Whoever thought it was a good idea to cast this guy in a semi-serious role
should be taken out and shot. Schneider is painfully out of his depth here, and
he and Van Damme create the worst buddy movie team of all-time (I’m especially
hyperbolic today. Deal with it!). Van Damme for his part seems relatively fit,
but he’s just not given anything to do action-wise. His few stunts are ruined
by slow-mo antics that you’d normally associate with a Steven Seagal film from
his ‘post-giving a crap’ period. And once again, I have to say, physically fit
or not, he appears to be coked out of his eyeballs the entire time here. I’m
just sayin’. Rochon is totally hot and an underrated actress, but there’s no
way that she, Schneider and Van Damme belong in the same movie. It’s just a
wrong, wrong mixture.
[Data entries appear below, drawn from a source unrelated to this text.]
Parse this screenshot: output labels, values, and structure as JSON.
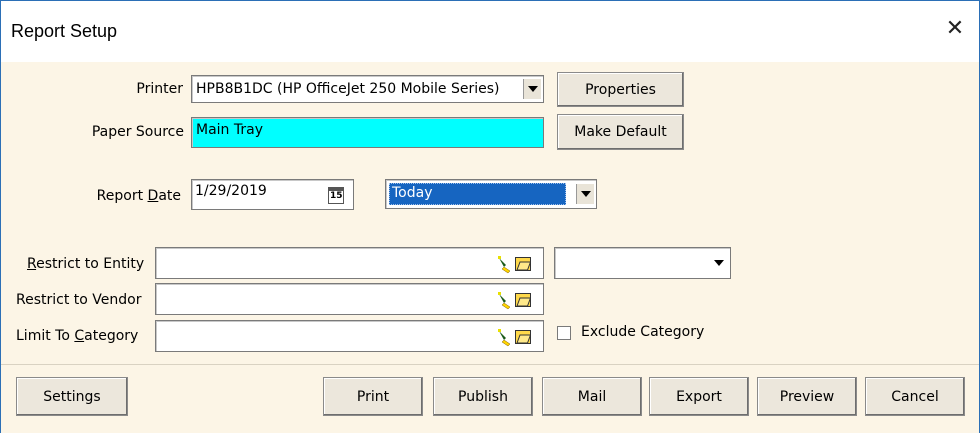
{
  "window": {
    "title": "Report Setup",
    "close_glyph": "✕"
  },
  "printer": {
    "label": "Printer",
    "value": "HPB8B1DC (HP OfficeJet 250 Mobile Series)",
    "properties_button": "Properties"
  },
  "paper_source": {
    "label": "Paper Source",
    "value": "Main Tray",
    "highlight_color": "#00ffff",
    "make_default_button": "Make Default"
  },
  "report_date": {
    "label_prefix": "Report ",
    "label_underlined": "D",
    "label_suffix": "ate",
    "value": "1/29/2019",
    "calendar_glyph": "15",
    "range_value": "Today",
    "range_color": "#1665c1"
  },
  "restrict_entity": {
    "label_underlined": "R",
    "label_suffix": "estrict to Entity",
    "value": "",
    "dropdown_value": ""
  },
  "restrict_vendor": {
    "label": "Restrict to Vendor",
    "value": ""
  },
  "limit_category": {
    "label_prefix": "Limit To ",
    "label_underlined": "C",
    "label_suffix": "ategory",
    "value": "",
    "exclude_label": "Exclude Category",
    "exclude_checked": false
  },
  "footer": {
    "settings": "Settings",
    "print": "Print",
    "publish": "Publish",
    "mail": "Mail",
    "export": "Export",
    "preview": "Preview",
    "cancel": "Cancel"
  },
  "icons": {
    "pen": "pen-icon",
    "folder": "folder-open-icon",
    "calendar": "calendar-icon",
    "dropdown": "chevron-down-icon",
    "close": "close-icon"
  }
}
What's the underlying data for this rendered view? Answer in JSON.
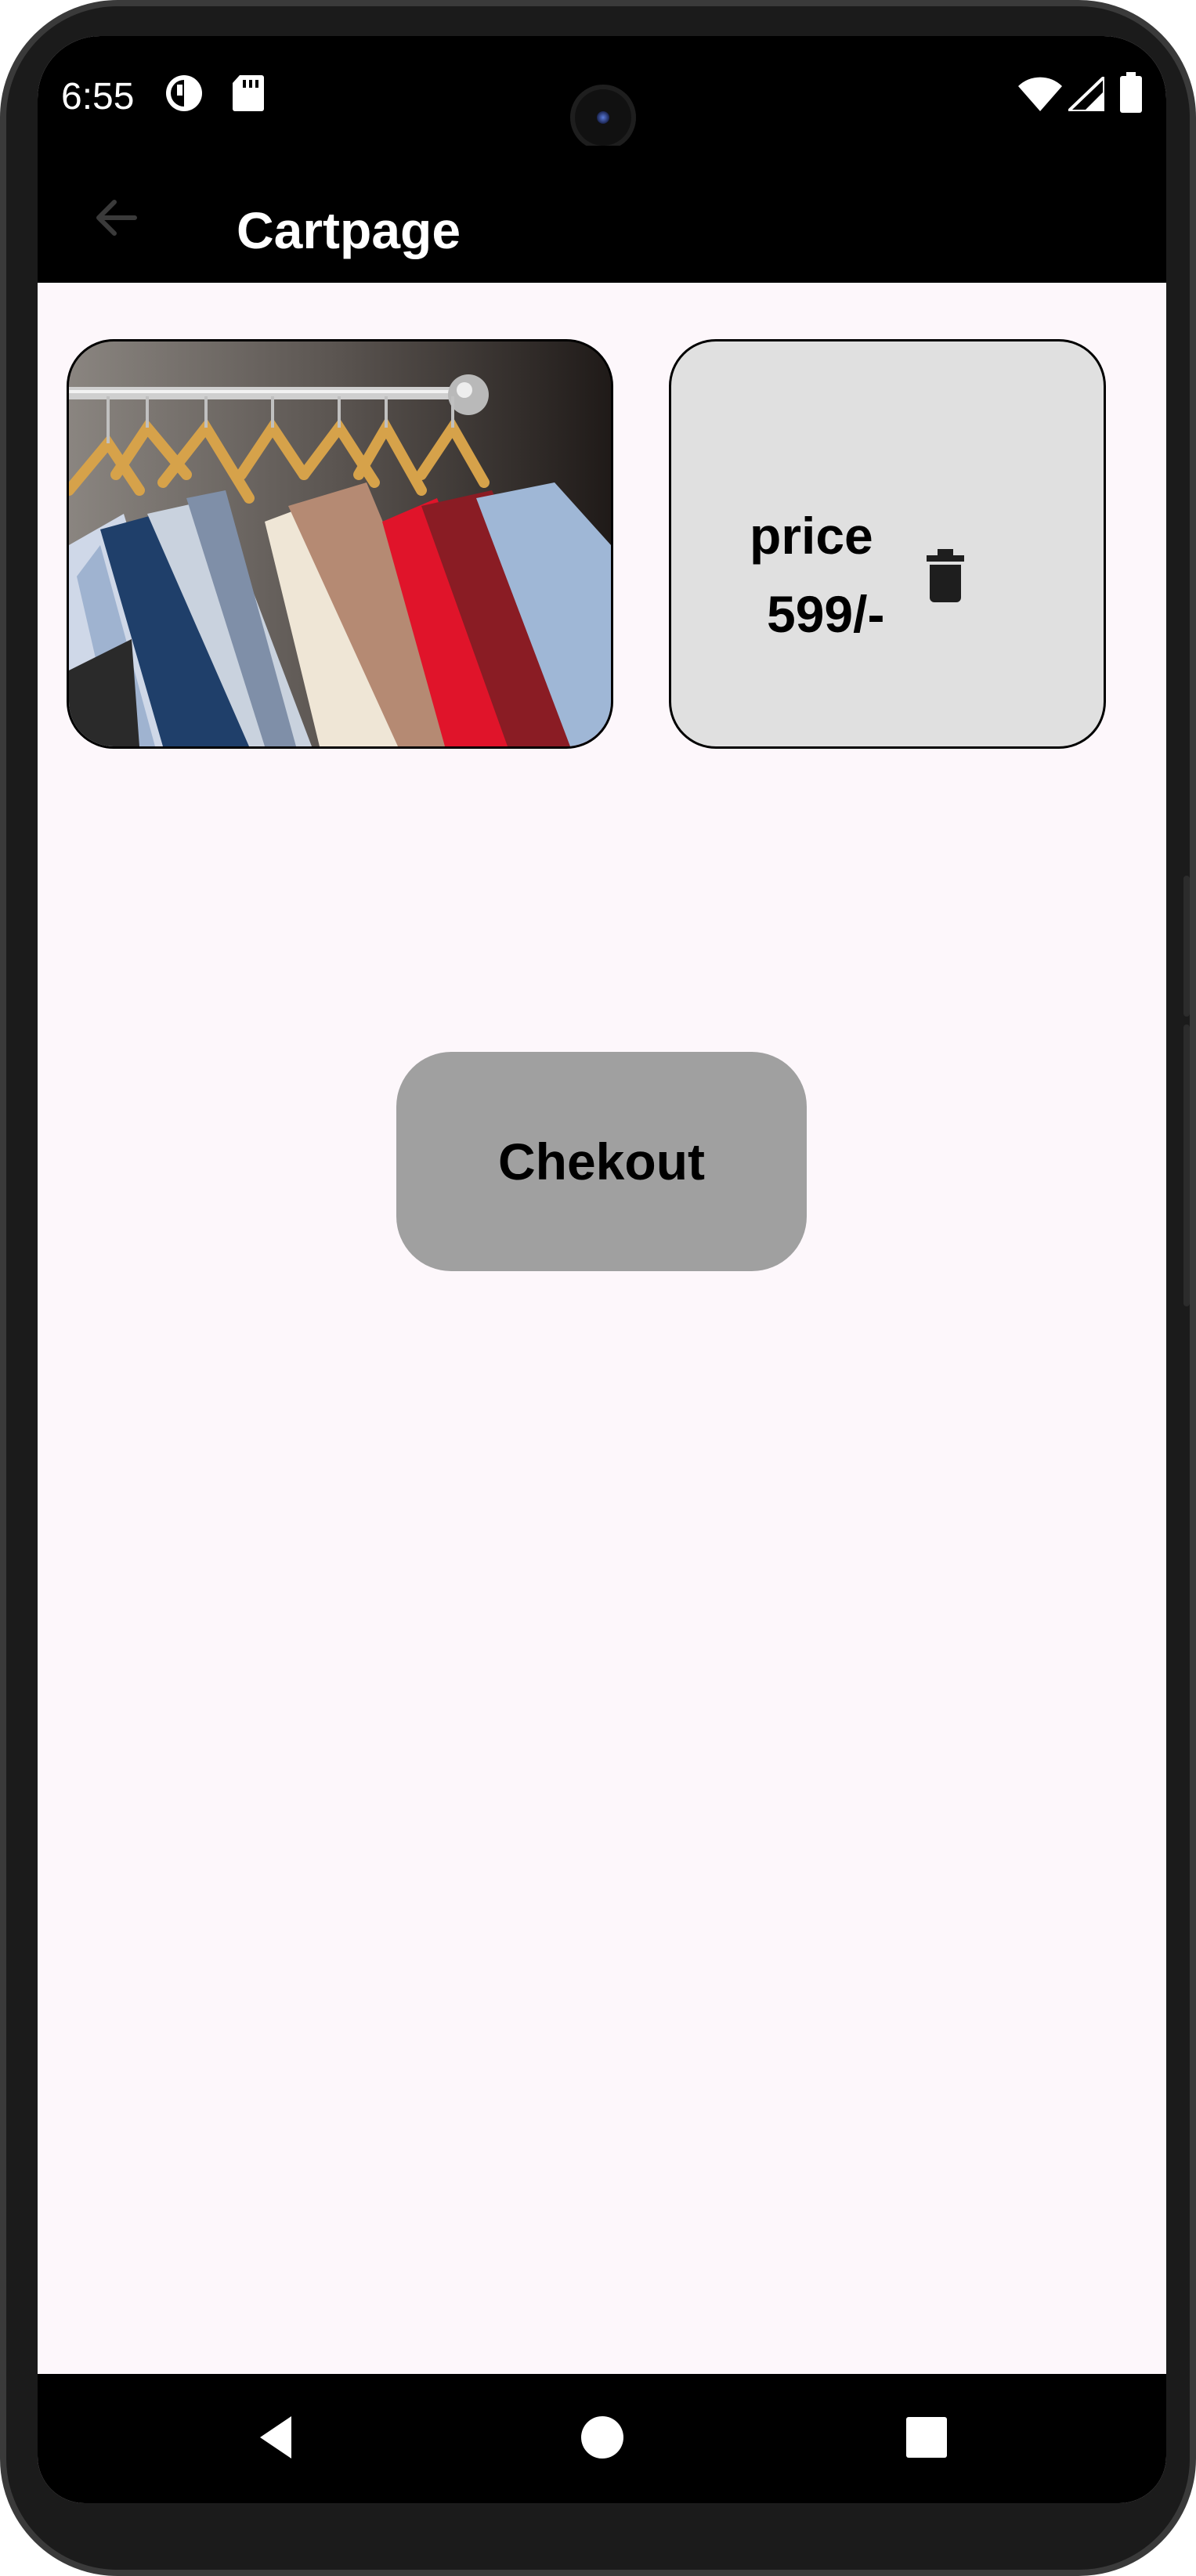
{
  "status_bar": {
    "time": "6:55",
    "icons": [
      "notification-icon",
      "sd-card-icon",
      "wifi-icon",
      "signal-icon",
      "battery-icon"
    ]
  },
  "app_bar": {
    "title": "Cartpage",
    "back_icon": "arrow-back-icon"
  },
  "cart": {
    "items": [
      {
        "image": "clothes-on-hangers",
        "price_label": "price",
        "price_value": "599/-",
        "delete_icon": "trash-icon"
      }
    ],
    "checkout_label": "Chekout"
  },
  "nav_bar": {
    "icons": [
      "back-triangle-icon",
      "home-circle-icon",
      "recents-square-icon"
    ]
  },
  "colors": {
    "app_bar": "#000000",
    "background": "#fdf7fb",
    "price_card": "#e0e0e0",
    "checkout_button": "#a0a0a0"
  }
}
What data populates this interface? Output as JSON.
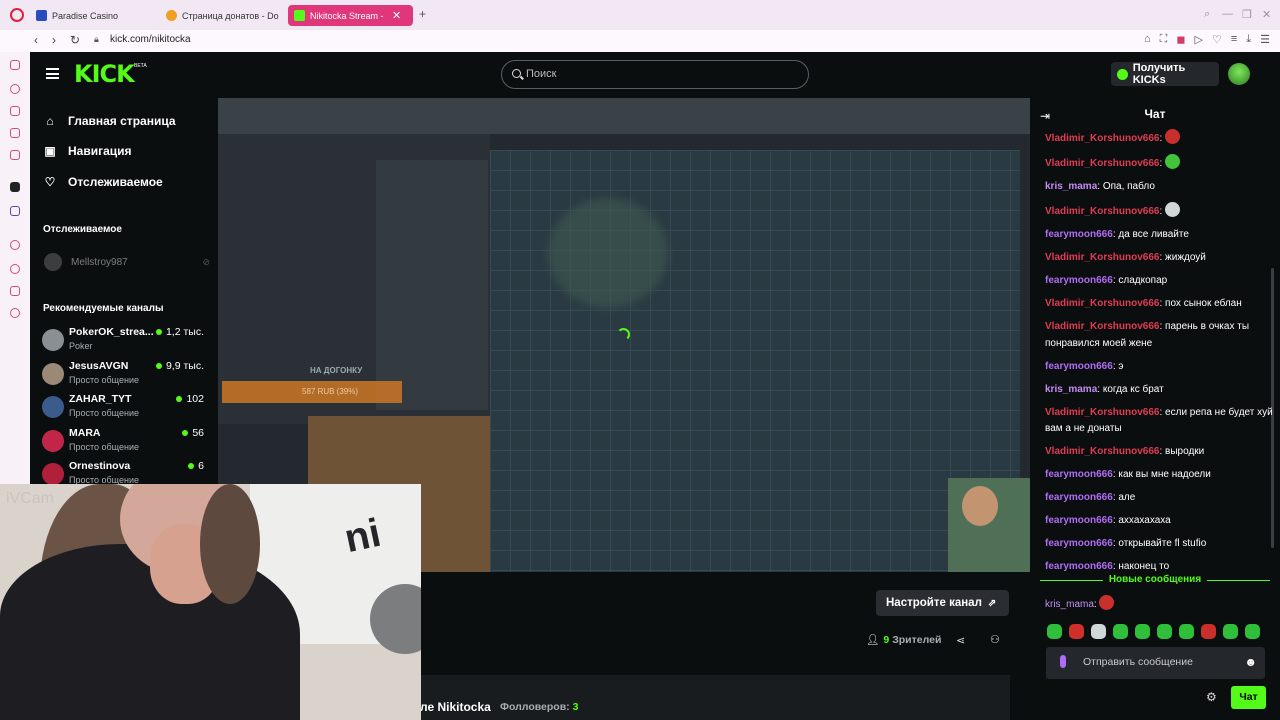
{
  "browser": {
    "tabs": [
      {
        "title": "Paradise Casino",
        "favicon_color": "#2a4dbd"
      },
      {
        "title": "Страница донатов - Don",
        "favicon_color": "#f0a020"
      },
      {
        "title": "Nikitocka Stream - Ki",
        "favicon_color": "#53fc18"
      }
    ],
    "url": "kick.com/nikitocka"
  },
  "header": {
    "logo": "KICK",
    "beta": "BETA",
    "search_placeholder": "Поиск",
    "kicks_button": "Получить KICKs"
  },
  "sidebar": {
    "nav": [
      {
        "label": "Главная страница",
        "icon": "home-icon"
      },
      {
        "label": "Навигация",
        "icon": "browse-icon"
      },
      {
        "label": "Отслеживаемое",
        "icon": "heart-icon"
      }
    ],
    "following_header": "Отслеживаемое",
    "following": [
      {
        "name": "Mellstroy987"
      }
    ],
    "recommended_header": "Рекомендуемые каналы",
    "recommended": [
      {
        "name": "PokerOK_strea...",
        "category": "Poker",
        "viewers": "1,2 тыс.",
        "color": "#8a8f94"
      },
      {
        "name": "JesusAVGN",
        "category": "Просто общение",
        "viewers": "9,9 тыс.",
        "color": "#9b8876"
      },
      {
        "name": "ZAHAR_TYT",
        "category": "Просто общение",
        "viewers": "102",
        "color": "#3a5b8c"
      },
      {
        "name": "MARA",
        "category": "Просто общение",
        "viewers": "56",
        "color": "#c2254a"
      },
      {
        "name": "Ornestinova",
        "category": "Просто общение",
        "viewers": "6",
        "color": "#b0203a"
      }
    ]
  },
  "stream": {
    "overlay_label": "НА ДОГОНКУ",
    "overlay_value": "587 RUB (39%)",
    "webcam_label": "iVCam",
    "setup_button": "Настройте канал",
    "viewers_count": "9",
    "viewers_label": "Зрителей",
    "about_title": "ле Nikitocka",
    "followers_label": "Фолловеров:",
    "followers_count": "3"
  },
  "chat": {
    "title": "Чат",
    "messages": [
      {
        "user": "Vladimir_Korshunov666",
        "text": "",
        "emote": "#c9302c",
        "ucls": "r"
      },
      {
        "user": "Vladimir_Korshunov666",
        "text": "",
        "emote": "#41c43a",
        "ucls": "r"
      },
      {
        "user": "kris_mama",
        "text": "Опа, пабло",
        "emote": "",
        "ucls": "v"
      },
      {
        "user": "Vladimir_Korshunov666",
        "text": "",
        "emote": "#cfd8d6",
        "ucls": "r"
      },
      {
        "user": "fearymoon666",
        "text": "да все ливайте",
        "emote": "",
        "ucls": "p"
      },
      {
        "user": "Vladimir_Korshunov666",
        "text": "жиждоуй",
        "emote": "",
        "ucls": "r"
      },
      {
        "user": "fearymoon666",
        "text": "сладкопар",
        "emote": "",
        "ucls": "p"
      },
      {
        "user": "Vladimir_Korshunov666",
        "text": "пох сынок еблан",
        "emote": "",
        "ucls": "r"
      },
      {
        "user": "Vladimir_Korshunov666",
        "text": "парень в очках ты понравился моей жене",
        "emote": "",
        "ucls": "r"
      },
      {
        "user": "fearymoon666",
        "text": "э",
        "emote": "",
        "ucls": "p"
      },
      {
        "user": "kris_mama",
        "text": "когда кс брат",
        "emote": "",
        "ucls": "v"
      },
      {
        "user": "Vladimir_Korshunov666",
        "text": "если репа не будет хуй вам а не донаты",
        "emote": "",
        "ucls": "r"
      },
      {
        "user": "Vladimir_Korshunov666",
        "text": "выродки",
        "emote": "",
        "ucls": "r"
      },
      {
        "user": "fearymoon666",
        "text": "как вы мне надоели",
        "emote": "",
        "ucls": "p"
      },
      {
        "user": "fearymoon666",
        "text": "але",
        "emote": "",
        "ucls": "p"
      },
      {
        "user": "fearymoon666",
        "text": "аххахахаха",
        "emote": "",
        "ucls": "p"
      },
      {
        "user": "fearymoon666",
        "text": "открывайте fl stufio",
        "emote": "",
        "ucls": "p"
      },
      {
        "user": "fearymoon666",
        "text": "наконец то",
        "emote": "",
        "ucls": "p"
      }
    ],
    "new_messages": "Новые сообщения",
    "last_message": {
      "user": "kris_mama",
      "emote": "#c9302c"
    },
    "emote_bar": [
      "#2fbf3a",
      "#d0302c",
      "#cfd8d6",
      "#2fbf3a",
      "#2fbf3a",
      "#2fbf3a",
      "#2fbf3a",
      "#c9302c",
      "#2fbf3a",
      "#2fbf3a"
    ],
    "input_placeholder": "Отправить сообщение",
    "send_button": "Чат"
  }
}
Paul Sorvino is an extremely talented actor, and is so
much better than this turkey. Did he lose money at the track? Why would he lower
himself to this unholy mess?
Apparently
Michael Wong’s a pretty big deal in HK action, but I found him rather dull, and
was much more interested in Carman Lee, who sadly lets Wong do all the work, a
wasted opportunity. Apparently the late (and troubled) Leslie Cheung (RIP) has
a cameo here as a mechanic, but I never spotted him and won’t bother going back
to look for him.
The
cinematography by Arthur Wong and the HK scenery are terrific, but the film is
a turd of epic proportions. Sorry, but it is.